My preference for established testing over MySoil/YM and Soil Savvy isn't some elitist position. MySoil/YM and Soil Savvy is undocumented and unproven. In good conscience I can't give any analysis for fear of doing harm. The only honest response I can make to someone's posting of one of those tests for advice is: "I can't help because I don't know" and I don't think anyone else knows either.


----------



## CenlaLowell (Apr 21, 2017)

Just use you local school ag extension and be done with this. I never understand people wanting to buck the system like somehow these youtube guys know more than your local extension is going to. I'll never understand.


----------



## Morgan_TN (Apr 18, 2020)

I wish I found this thread a few days sooner, or ordered a couple of the Yard Mastery soil test kits a few days later. I just sent off a couple samples for my first soil test since becoming a homeowner. This is my 2nd season taking lawn care more seriously, so I'm sure there will opportunity to test elsewhere. Thanks for the info.


----------



## Deadlawn (Sep 8, 2020)

CenlaLowell said:


> *Just use you local school ag extension and be done with this. I never understand people wanting to buck the system like somehow these youtube guys know more than your local extension is going to. I'll never understand.*


^^^This!!!^^^

Any arse can post a You Tube video. Not to mention that the vast majority of homeowners never get a soil test. People have no problems paying a lawn care service hundreds of dollars per year or spending money on lime and fertilizer every year, but don't want to spend $26 to get a soil test.
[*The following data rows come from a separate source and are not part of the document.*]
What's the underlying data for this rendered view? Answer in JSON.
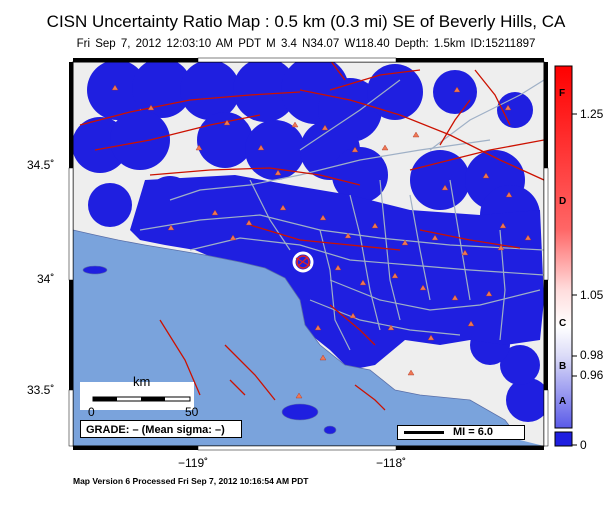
{
  "header": {
    "title": "CISN Uncertainty Ratio Map : 0.5 km (0.3 mi) SE of Beverly Hills, CA",
    "subtitle": "Fri Sep  7, 2012 12:03:10 AM PDT   M 3.4   N34.07 W118.40   Depth: 1.5km   ID:15211897"
  },
  "axes": {
    "lat_labels": [
      "34.5˚",
      "34˚",
      "33.5˚"
    ],
    "lon_labels": [
      "−119˚",
      "−118˚"
    ]
  },
  "colorbar": {
    "values": [
      "1.25",
      "1.05",
      "0.98",
      "0.96",
      "0"
    ],
    "grades": [
      "F",
      "D",
      "C",
      "B",
      "A"
    ]
  },
  "scale_bar": {
    "unit": "km",
    "start": "0",
    "end": "50"
  },
  "grade_box": {
    "text": "GRADE: – (Mean sigma: –)"
  },
  "legend": {
    "mi_text": "MI = 6.0"
  },
  "footer": {
    "text": "Map Version 6 Processed Fri Sep  7, 2012 10:16:54 AM PDT"
  },
  "colors": {
    "ocean": "#7aa3dc",
    "land_grey": "#eeeeee",
    "uncertainty_blue": "#1f1fe0",
    "roads": "#9fb0c6",
    "faults": "#cc1100",
    "stations": "#ee7755"
  }
}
It's really good to see people here on this forum are getting soil tests. Unfortunately, as with any product, there are ones that are better than others.


----------



## Ridgerunner (May 16, 2017)

Bump


----------



## TheThirstyTurtle (May 3, 2019)

Morgan_TN said:


> I wish I found this thread a few days sooner, or ordered a couple of the Yard Mastery soil test kits a few days later. I just sent off a couple samples for my first soil test since becoming a homeowner. This is my 2nd season taking lawn care more seriously, so I'm sure there will opportunity to test elsewhere. Thanks for the info.


I'm in the same boat. Just had a MySoil test done but it looks like I've been fleeced as their testing method isn't a proper benchmark, and I was steered towards Yard Mastery fertilizers to correct my soil deficiencies. Oh well, I'll learn from this and use one of the lab tests recommended through this forum going forward.


----------



## Ridgerunner (May 16, 2017)

https://www.youtube.com/watch?v=-_Ai5FsaJdw


----------



## Lawn Noob (Jul 26, 2020)

I've used soils savvy and lawn mastery tests over the last two years. The two tests do seem to agree with one another. My lawn looks pretty solid compared to where it started and my neighbors' lawns. I will use a proper lab next spring and compare the results.

I do believe the soil savvy test results have me moving in the right direction.


----------